DELIVERABLES Wireframes, Userflows, High Fidelity Mockups, Design Assets
ROLE Research, Experience Design, Interface Design
TOOLS Adobe XD, Adobe Photoshop, Overflow
Jake doesn't own a car and rides his bike to get around. He's usually on the go and uses his phone for just about everything.
FRUSTRATIONS He flies through applications to find what he needs, but loses interest or grows annoyed when he's prompted to click through countless menus or gets stuck endlessly scrolling.
NEEDS When looking at bikes and accessories, navigation needs to be simple and easily accessible without him being forced to exit multiple screens and go all the way back where he started.
CHALLENGE How might we improve the shopping experience with an emphasis on speed and ease of use?
SOLUTION An image driven mobile app could be an easy way for users to quickly browse and shop.
INSPIRATION & SKETCHES
* I like to sketch my initial ideas before development.
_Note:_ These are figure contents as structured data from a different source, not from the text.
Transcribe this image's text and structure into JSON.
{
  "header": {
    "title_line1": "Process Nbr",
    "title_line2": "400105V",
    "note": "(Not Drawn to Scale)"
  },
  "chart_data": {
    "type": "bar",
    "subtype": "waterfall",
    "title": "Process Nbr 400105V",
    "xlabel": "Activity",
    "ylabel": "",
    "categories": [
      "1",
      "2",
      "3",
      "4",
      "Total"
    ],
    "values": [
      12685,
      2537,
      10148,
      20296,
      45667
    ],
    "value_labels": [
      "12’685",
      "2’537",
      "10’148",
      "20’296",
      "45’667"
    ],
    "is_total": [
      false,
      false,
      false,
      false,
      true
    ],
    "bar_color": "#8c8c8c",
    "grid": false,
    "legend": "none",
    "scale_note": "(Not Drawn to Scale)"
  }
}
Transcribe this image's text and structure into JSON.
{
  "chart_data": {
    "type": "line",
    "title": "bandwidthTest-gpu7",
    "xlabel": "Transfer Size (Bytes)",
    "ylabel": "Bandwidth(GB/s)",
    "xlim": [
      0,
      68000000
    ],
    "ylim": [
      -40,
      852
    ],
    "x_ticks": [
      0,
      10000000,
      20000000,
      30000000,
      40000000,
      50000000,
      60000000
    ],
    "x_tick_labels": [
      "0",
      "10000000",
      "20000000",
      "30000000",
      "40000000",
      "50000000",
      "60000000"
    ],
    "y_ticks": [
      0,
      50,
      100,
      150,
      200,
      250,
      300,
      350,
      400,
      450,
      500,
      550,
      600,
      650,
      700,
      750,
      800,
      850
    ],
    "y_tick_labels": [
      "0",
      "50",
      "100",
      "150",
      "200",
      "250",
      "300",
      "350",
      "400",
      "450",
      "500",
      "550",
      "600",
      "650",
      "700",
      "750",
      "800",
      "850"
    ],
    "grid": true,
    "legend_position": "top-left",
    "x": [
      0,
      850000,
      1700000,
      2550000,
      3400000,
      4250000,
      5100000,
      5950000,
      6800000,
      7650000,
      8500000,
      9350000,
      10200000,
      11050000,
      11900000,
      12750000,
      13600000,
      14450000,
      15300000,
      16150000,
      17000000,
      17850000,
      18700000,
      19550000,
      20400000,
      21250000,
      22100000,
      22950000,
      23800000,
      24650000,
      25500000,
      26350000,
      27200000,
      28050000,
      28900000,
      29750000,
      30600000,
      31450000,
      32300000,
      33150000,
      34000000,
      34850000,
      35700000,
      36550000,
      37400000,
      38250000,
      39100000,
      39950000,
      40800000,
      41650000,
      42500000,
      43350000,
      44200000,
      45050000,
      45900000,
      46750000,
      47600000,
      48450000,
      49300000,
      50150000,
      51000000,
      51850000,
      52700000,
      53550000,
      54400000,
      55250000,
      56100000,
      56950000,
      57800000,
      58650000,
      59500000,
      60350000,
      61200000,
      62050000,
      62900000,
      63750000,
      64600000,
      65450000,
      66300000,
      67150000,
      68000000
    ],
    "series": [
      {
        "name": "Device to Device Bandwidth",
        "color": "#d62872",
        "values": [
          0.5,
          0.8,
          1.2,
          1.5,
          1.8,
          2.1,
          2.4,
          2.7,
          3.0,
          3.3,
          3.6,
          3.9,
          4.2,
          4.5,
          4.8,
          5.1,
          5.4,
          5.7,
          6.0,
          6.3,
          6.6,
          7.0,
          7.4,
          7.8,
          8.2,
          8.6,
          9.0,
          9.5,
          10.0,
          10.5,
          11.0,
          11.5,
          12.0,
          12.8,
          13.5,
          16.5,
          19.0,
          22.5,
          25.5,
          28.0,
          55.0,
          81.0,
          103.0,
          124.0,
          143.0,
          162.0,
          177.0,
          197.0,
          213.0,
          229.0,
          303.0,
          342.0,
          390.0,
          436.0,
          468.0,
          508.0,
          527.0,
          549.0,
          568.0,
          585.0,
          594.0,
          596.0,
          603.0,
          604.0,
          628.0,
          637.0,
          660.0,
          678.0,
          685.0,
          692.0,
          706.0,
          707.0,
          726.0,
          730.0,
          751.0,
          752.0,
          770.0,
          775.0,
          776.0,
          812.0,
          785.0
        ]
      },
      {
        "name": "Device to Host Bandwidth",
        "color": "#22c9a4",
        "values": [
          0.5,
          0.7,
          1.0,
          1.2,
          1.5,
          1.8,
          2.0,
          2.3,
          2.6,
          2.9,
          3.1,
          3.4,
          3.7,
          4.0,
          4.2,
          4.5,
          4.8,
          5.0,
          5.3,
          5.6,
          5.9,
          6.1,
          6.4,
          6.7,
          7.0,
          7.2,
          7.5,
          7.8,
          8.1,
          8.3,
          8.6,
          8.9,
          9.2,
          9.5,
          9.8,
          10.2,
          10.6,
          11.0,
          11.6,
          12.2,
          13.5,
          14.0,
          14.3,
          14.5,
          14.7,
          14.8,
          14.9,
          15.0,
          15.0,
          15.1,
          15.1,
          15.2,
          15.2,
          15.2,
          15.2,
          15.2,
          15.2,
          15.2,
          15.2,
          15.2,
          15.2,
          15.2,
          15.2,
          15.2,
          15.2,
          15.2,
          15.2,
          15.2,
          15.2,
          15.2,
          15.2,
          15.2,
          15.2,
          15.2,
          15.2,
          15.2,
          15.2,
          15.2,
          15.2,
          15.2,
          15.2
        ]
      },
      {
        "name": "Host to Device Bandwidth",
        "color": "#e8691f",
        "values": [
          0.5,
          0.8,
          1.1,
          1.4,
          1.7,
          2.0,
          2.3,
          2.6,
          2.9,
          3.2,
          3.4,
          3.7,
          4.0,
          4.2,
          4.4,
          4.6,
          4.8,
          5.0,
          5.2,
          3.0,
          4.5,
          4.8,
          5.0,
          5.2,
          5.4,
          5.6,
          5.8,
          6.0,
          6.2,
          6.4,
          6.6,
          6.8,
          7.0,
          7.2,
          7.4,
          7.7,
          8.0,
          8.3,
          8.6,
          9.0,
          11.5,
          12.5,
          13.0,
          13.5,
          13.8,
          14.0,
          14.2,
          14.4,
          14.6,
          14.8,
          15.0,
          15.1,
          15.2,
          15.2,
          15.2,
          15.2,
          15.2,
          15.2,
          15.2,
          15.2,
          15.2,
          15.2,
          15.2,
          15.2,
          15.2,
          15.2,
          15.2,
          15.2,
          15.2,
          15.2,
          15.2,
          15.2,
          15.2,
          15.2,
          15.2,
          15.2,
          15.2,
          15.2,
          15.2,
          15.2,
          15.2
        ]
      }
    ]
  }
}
Exploring an object that's streamline and edgy set the stage to show a product that's as bold as the ones who ride it. Dark tones and negative space allow stark contrast for the bike to shine and a pop of color gives off some flare. This app needed to reflect a fun, sporty attitude while being all the while concise to keep Jake engaged long enough to use it.
FINAL SCREENS & INTERACTIONS
CONSIDERATIONS To continue pushing an emphasis on speed, it'd be worth implementing the option to link social accounts as well as facial recognition and finger ID for faster sign in. Devices would vary, but allowing Jake to get in without having to type in his password saves him time.
TAKEAWAYS I would've liked to test my design assumptions. In this instance, Jake's lessened his time searching for products, the visuals make good use of screen real estate, and text is applied only where necessary. But how does that hold when more products are added over time? And more importantly, how can we get him to come back? After completing this project, I'd have liked to conduct proper usability testing through different phases of product rollout to see if users like Jake would still find value in an app that steadily takes longer to use.
In hindsight, I've realized that expectations change as products change and there has to be a clear end goal. These insights were quite eye opening for real life projects and I'm looking forward to applying them in the future.